Excess nitrogen (N) causes numerous water quality problems, and in the agricultural Midwest, much of the excess N results from landscape modifications for row crop agriculture. Several best management practices (BMPs) reduce N export, but the cost-effectiveness of these strategies has not been thoroughly evaluated. We estimated the cost per kg of N removed for three agricultural BMPs: wetlands (a riparian practice), cover crops (a field practice), and two-stage ditches (an in-stream practice). Each BMP is currently eligible for financial assistance from the United States Department of Agriculture (USDA), and we estimated the current cost of each BMP to the USDA, annualized over 10 and 50 years and under 3 interest rates.

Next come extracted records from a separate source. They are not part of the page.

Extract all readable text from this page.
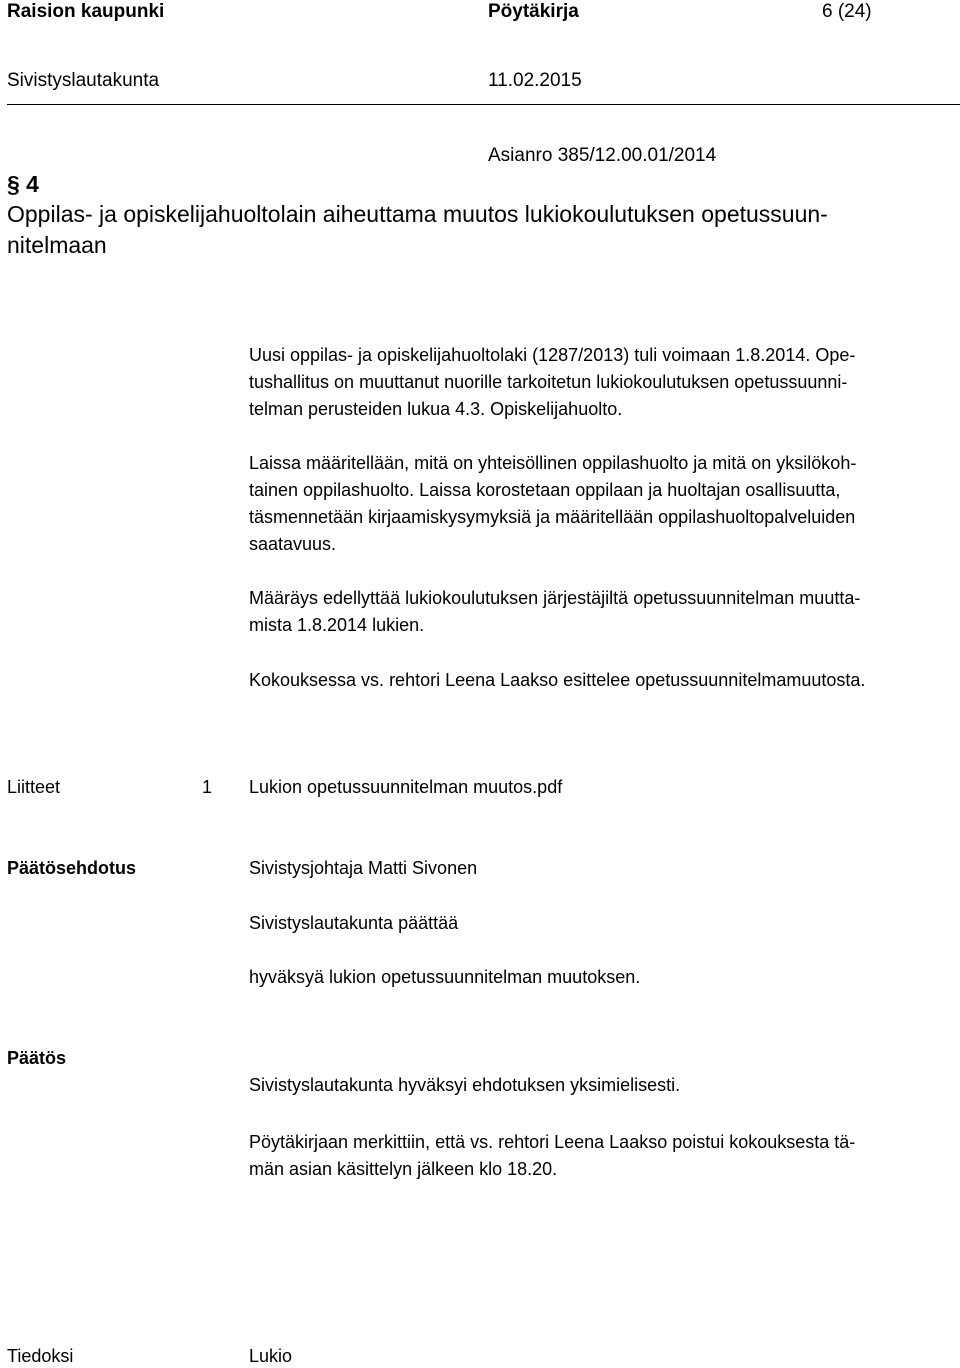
Raision kaupunki	Pöytäkirja	6 (24)
Sivistyslautakunta	11.02.2015
Asianro 385/12.00.01/2014
§ 4
Oppilas- ja opiskelijahuoltolain aiheuttama muutos lukiokoulutuksen opetussuun-
nitelmaan
Uusi oppilas- ja opiskelijahuoltolaki (1287/2013) tuli voimaan 1.8.2014. Ope-
tushallitus on muuttanut nuorille tarkoitetun lukiokoulutuksen opetussuunni-
telman perusteiden lukua 4.3. Opiskelijahuolto.
Laissa määritellään, mitä on yhteisöllinen oppilashuolto ja mitä on yksilökoh-
tainen oppilashuolto. Laissa korostetaan oppilaan ja huoltajan osallisuutta,
täsmennetään kirjaamiskysymyksiä ja määritellään oppilashuoltopalveluiden
saatavuus.
Määräys edellyttää lukiokoulutuksen järjestäjiltä opetussuunnitelman muutta-
mista 1.8.2014 lukien.
Kokouksessa vs. rehtori Leena Laakso esittelee opetussuunnitelmamuutosta.
Liitteet	1 Lukion opetussuunnitelman muutos.pdf
Päätösehdotus	Sivistysjohtaja Matti Sivonen
Sivistyslautakunta päättää
hyväksyä lukion opetussuunnitelman muutoksen.
Päätös
Sivistyslautakunta hyväksyi ehdotuksen yksimielisesti.
Pöytäkirjaan merkittiin, että vs. rehtori Leena Laakso poistui kokouksesta tä-
män asian käsittelyn jälkeen klo 18.20.
Tiedoksi	Lukio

Two-stage ditches currently have the highest implementation costs, followed by wetlands, with cover crops the least expensive to implement. Wetlands and two-stage ditches removed more N per unit area than cover crops, resulting in wetlands being the most cost-effective practice (in $/kg N removed) over both time periods.  The other practices varied with time period: over 10 years, cover crops were more cost-effective than two-stage ditches, and over 50 years, two-stage ditches were more cost-effective than cover crops.  We also estimated the amount of land required for each BMP to achieve N reduction goals at a single farm. We found that the two-stage ditch required the least amount of area, while the cover crops required the most.  The cost of all three BMPs was generally less than the cost of N pollution, suggesting that implementation of any BMP will likely result in a net economic benefit to society.